One year ago, my world fell apart.

One year ago, I almost lost everything.

But I didn’t.

We survived.

I followed an angel down through the gates; I can only thank God it was not too late.

I found my place. I can only thank God it was not too late.

http://youtu.be/-nUgEt_MZOQ

Monday, February 15, 2010

Waiting On My Thirty Pieces Of Silver

Posted by Leslie, Daniel's Mom.

Ante-script: My mother has early onset dementia. She is not yet 70 years old and her deterioration is fast, quiet, harsh, and ceaseless. Suicide is very rare among patients with this type of dementia (mostly because they haven’t the ability to plan and process the act) but we have a strong family history—her own father, in fact. Today my father took a gun out of her hand but I can't speak to how or why it was there. I am not there. I can’t be there. I am far away with three children—one is Daniel, my little piece of God. My sister is there, but for reasons never given, she wants nothing from me—I “breeze in” for visits. (Anybody else “breeze” anywhere with a special needs kid? Did I miss that workshop?) Anyway, this piece is almost a year old (2/09)—she visited us back then with the fully disclosed understanding that I would submit my observations to her doctor. Truly, as much as mothers watch our babies change in a year, so has this daughter watched her mother change, only in a backwards dying way. I will need to write on this again, so background information seemed only fair enough to offer.

I submitted my super (and completely un-) secret documentation of mom's visit to her doctor as directed. Or, rather, I emailed it to my dad and he submitted it because I just couldn't send all that crap directly to a stranger.

You see, I told on my mother. Laid out her secrets, one by one, day by day. I kissed her on both cheeks and now they will surely come for her.

It would appear that my mother is only able to function as a result of my father's constant vigilance and well-honed sense of I-Know-What's-Rightiness. It would appear that way because without my father, she is just simply un-able. Unable to what? Well, it's all right there in the document, and frankly, you should probably be on the lookout for a copy because my father is forwarding it around like one of those 'This is Cute' emails. And this, this horrid thing that is scraping my mother away from the inside out, is not cute at all.
She's been gone a week today and my anger is becoming soft and grief-y. Well, you would be angry too (maybe) if you had to hide food and tape containers shut and guard your kids' snacks and wonder why the autistic kid keeps bringing his empty snack bowl back for more crackers(vocab: perseverity/eating disorder--elderly onset) and double check the doors and gates left open and listen to endless lies (vocab: confabulation) and accusations that your Daniel stole her watch. And you would especially maybe be mad if you, somewhere in the back of your head, thought that When Mama Comes It Will Get Better. It was not better. It was her making kids cry at the twins’ birthday party because she wanted to Huuuuuuuug them. Like a very scary Grandma Clown. It was her ignoring her beautiful grandchildren unless they were packing graham crackers (vocab: apathy). It was her describing her father's death (suicide by gunshot, btw) to your children in lurid detail while you did everything but gag her to stop it (vocab: comportment and insight, executive skills). God save me, it was her wanting to pray over Daniel so that he might be healed. Healed. (See prev. entries regarding how he's glorious and I am a mess) I could not bear for Daniel to hear what she might say during this over-praying thing(No vocab for that, but boy, it pissed me off something fierce). It was her no longer able call a light a light or a bowl a bowl (vocab: agnosia).

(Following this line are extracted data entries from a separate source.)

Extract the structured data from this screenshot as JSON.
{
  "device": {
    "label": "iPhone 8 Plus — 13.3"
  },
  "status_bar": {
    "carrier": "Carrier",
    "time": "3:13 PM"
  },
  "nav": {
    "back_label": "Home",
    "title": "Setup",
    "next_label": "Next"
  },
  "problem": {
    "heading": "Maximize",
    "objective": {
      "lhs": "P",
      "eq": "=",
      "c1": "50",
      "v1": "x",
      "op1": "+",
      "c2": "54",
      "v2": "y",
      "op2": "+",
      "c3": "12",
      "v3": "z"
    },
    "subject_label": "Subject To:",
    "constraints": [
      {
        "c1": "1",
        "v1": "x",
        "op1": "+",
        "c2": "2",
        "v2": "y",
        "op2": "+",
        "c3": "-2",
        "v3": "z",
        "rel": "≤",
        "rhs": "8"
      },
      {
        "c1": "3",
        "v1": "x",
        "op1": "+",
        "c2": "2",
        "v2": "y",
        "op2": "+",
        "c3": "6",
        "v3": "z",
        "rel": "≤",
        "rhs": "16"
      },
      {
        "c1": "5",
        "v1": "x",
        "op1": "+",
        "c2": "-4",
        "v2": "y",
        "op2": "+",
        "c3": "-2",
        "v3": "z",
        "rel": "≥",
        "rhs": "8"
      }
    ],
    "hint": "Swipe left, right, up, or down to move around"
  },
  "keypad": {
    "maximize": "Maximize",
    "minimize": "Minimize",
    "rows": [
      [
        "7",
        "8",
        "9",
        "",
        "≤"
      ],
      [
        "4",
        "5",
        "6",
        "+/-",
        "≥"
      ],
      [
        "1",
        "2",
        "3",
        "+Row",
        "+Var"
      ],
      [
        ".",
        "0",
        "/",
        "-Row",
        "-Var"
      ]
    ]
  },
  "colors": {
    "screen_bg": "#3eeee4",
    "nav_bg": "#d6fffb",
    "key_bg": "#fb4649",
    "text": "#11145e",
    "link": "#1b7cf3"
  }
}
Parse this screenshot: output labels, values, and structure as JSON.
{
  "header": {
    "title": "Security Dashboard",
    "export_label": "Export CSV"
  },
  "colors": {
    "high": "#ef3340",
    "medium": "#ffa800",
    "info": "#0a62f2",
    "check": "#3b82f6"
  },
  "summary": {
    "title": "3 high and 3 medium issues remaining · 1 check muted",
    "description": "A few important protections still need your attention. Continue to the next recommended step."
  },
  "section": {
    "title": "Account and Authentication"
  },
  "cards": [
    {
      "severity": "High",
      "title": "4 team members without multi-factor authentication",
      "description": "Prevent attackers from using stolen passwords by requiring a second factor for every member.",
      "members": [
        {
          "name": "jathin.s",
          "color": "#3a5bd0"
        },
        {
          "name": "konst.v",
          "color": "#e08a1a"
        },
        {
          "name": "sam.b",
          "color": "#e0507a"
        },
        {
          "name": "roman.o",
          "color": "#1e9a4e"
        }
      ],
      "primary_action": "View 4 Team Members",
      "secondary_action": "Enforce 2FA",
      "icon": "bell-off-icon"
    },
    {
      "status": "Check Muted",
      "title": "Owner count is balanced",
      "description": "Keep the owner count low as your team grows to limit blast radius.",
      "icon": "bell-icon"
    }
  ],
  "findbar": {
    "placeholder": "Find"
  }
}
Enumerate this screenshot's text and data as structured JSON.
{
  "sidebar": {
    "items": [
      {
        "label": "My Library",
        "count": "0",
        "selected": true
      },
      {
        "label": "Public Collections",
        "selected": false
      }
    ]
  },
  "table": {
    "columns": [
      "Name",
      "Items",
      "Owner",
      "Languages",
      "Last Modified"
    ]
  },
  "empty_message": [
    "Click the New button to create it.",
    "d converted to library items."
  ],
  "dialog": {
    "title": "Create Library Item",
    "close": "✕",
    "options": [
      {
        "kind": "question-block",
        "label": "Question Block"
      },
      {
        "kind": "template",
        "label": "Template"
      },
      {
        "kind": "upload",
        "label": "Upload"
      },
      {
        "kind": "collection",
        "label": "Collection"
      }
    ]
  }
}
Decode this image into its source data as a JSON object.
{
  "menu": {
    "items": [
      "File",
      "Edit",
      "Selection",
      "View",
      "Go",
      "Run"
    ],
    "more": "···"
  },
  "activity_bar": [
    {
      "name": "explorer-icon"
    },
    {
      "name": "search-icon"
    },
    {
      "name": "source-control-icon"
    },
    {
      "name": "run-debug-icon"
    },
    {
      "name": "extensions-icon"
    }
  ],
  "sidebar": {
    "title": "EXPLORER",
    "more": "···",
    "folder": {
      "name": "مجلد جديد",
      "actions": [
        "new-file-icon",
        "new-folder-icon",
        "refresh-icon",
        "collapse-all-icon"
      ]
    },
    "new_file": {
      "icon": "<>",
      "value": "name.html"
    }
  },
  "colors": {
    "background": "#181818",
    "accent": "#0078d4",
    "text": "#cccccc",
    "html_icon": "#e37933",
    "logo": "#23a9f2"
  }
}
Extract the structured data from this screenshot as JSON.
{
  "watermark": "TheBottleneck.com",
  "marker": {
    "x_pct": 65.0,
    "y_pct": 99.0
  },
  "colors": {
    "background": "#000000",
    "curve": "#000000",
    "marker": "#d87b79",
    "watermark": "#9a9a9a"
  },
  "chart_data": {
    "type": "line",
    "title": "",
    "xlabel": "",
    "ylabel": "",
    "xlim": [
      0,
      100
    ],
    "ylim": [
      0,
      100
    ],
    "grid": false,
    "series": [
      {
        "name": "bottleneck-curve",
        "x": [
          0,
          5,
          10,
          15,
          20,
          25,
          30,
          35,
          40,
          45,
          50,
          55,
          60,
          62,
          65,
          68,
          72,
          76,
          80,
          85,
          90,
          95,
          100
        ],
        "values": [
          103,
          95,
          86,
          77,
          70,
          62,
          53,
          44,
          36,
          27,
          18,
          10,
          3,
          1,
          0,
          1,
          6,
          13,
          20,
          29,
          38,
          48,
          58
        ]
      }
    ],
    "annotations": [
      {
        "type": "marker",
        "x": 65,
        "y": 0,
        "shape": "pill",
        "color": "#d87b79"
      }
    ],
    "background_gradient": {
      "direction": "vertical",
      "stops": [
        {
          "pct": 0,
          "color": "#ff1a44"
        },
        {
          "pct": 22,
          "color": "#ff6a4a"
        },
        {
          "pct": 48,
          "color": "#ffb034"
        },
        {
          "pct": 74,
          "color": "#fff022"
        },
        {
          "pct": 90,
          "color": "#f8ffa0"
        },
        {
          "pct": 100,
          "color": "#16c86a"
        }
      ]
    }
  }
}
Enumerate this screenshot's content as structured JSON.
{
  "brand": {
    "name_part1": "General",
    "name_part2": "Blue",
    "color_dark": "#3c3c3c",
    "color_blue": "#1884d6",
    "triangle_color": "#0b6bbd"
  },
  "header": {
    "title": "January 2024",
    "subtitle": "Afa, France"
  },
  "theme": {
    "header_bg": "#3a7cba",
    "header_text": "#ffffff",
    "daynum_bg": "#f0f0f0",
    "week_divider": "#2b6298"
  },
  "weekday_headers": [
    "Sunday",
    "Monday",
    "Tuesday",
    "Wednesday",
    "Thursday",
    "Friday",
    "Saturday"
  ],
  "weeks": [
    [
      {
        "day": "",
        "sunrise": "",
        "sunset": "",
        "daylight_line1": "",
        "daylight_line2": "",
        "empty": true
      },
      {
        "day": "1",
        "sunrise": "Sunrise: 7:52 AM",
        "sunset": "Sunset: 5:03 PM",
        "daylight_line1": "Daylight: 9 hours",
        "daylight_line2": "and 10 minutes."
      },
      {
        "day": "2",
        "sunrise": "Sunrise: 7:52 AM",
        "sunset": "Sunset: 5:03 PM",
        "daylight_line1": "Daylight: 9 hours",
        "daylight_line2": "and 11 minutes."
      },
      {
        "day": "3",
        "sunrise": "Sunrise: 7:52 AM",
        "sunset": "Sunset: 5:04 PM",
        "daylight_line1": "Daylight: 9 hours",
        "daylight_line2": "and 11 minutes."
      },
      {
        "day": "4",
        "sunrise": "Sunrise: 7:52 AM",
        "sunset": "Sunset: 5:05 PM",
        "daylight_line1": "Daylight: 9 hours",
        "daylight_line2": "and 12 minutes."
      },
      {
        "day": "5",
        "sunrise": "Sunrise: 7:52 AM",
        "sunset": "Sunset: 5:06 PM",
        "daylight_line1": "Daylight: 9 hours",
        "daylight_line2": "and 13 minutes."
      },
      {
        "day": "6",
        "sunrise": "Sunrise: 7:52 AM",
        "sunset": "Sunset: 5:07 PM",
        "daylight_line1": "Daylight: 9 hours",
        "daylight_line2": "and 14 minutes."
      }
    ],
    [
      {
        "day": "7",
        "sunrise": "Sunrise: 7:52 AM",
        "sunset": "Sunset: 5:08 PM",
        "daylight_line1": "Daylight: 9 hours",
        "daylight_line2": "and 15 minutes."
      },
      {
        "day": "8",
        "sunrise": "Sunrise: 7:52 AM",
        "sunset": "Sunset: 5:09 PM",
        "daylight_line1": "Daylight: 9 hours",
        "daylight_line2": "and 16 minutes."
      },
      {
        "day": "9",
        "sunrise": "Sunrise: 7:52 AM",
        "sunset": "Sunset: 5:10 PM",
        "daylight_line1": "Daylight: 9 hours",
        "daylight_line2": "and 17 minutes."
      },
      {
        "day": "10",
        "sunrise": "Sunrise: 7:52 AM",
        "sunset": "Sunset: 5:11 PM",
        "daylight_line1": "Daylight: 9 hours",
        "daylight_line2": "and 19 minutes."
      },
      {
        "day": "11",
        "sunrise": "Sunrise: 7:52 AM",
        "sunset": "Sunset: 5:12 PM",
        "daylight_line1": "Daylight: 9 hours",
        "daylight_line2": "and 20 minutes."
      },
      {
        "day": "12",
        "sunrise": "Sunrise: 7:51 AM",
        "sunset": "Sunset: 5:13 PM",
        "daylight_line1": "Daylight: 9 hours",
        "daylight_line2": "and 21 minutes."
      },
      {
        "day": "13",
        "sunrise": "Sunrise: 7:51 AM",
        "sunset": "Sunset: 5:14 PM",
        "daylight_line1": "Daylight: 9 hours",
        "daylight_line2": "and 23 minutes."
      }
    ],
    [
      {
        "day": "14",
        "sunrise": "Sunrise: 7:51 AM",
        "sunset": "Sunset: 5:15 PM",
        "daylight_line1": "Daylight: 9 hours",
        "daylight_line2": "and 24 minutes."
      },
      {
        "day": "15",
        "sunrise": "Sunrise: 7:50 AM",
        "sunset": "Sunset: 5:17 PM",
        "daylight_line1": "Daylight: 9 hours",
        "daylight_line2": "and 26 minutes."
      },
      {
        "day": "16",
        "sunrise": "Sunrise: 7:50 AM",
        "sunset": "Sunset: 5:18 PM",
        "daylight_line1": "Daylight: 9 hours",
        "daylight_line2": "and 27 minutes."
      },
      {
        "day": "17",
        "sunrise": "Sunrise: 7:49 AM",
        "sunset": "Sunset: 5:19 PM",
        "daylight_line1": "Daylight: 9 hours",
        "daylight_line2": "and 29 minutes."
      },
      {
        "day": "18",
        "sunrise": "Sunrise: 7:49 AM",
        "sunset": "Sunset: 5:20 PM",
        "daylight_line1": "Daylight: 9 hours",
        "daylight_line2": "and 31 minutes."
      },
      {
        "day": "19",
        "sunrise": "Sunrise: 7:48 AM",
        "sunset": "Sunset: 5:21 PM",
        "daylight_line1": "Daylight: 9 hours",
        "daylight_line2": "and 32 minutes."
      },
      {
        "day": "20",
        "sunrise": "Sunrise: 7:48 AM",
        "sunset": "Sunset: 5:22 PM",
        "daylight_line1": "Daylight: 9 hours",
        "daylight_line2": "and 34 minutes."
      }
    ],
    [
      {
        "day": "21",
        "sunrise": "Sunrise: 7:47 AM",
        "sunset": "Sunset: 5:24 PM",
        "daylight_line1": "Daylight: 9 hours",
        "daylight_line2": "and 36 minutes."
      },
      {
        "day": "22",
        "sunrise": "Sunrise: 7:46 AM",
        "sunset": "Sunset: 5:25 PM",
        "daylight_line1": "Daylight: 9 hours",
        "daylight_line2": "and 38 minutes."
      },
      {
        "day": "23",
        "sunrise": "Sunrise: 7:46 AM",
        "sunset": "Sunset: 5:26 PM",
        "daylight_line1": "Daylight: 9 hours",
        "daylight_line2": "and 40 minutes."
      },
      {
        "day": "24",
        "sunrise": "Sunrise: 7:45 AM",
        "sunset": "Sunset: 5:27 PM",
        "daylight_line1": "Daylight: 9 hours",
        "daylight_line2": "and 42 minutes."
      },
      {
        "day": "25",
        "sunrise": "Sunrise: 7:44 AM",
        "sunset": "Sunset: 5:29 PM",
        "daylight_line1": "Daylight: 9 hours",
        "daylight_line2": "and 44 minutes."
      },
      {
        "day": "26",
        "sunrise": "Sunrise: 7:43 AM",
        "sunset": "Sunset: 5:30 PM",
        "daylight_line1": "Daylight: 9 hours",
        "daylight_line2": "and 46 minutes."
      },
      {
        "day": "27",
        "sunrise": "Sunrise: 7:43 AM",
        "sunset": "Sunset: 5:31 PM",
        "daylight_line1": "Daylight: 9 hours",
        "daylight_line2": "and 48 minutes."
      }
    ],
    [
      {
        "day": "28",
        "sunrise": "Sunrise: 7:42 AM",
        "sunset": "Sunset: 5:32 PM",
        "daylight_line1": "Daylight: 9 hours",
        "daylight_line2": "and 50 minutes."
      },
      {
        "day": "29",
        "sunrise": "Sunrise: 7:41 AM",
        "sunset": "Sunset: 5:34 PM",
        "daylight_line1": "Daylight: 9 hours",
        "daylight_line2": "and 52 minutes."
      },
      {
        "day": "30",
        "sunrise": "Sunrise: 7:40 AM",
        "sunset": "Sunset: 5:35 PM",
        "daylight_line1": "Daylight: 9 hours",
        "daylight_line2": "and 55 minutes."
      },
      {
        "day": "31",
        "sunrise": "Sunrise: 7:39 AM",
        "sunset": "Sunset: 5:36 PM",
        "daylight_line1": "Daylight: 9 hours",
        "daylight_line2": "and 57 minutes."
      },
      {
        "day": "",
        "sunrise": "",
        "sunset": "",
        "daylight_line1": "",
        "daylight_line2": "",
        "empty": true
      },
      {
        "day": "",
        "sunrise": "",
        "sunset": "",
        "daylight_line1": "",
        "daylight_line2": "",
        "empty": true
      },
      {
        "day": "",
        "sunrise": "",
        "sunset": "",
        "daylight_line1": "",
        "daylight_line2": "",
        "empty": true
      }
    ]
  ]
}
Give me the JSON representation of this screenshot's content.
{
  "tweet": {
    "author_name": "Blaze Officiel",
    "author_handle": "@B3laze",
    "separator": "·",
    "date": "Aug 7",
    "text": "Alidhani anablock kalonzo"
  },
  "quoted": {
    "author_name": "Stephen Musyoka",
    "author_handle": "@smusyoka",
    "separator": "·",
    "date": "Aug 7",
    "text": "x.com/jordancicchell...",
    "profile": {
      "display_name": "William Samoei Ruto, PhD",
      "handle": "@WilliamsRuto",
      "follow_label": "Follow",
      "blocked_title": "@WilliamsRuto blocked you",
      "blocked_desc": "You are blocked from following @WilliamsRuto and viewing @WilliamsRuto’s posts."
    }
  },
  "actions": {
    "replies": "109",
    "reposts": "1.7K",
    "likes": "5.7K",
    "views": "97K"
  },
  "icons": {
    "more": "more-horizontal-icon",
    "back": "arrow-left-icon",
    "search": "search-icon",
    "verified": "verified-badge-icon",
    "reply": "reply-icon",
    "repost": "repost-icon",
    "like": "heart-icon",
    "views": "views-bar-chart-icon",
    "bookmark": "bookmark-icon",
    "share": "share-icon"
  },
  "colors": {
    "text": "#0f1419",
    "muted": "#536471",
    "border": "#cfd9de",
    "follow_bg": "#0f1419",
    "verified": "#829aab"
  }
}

It was her no long able to be her. I know that. I do

And here's the thing: For all that I did what was asked of me, for all that I checked and double checked and worded and reworded to drain every last drop of drama from it, for all that I swear up and down before you and God that yes, it sounds crazy, but yes, it did all happen, and finally for all that I only did it so that she might be treated and thus be Grandma, for all that, I ratted her out. Betrayed her. She is livid and bewildered (when she’s not talking about what a great visit we had). Her doctor is, as my dad says, "pretty shaken." Great. Just Great. I would like to speak to a manager please. Surely, there is someone in charge.

And also, can I get directions to the nearest Potter's Field on Mapquest?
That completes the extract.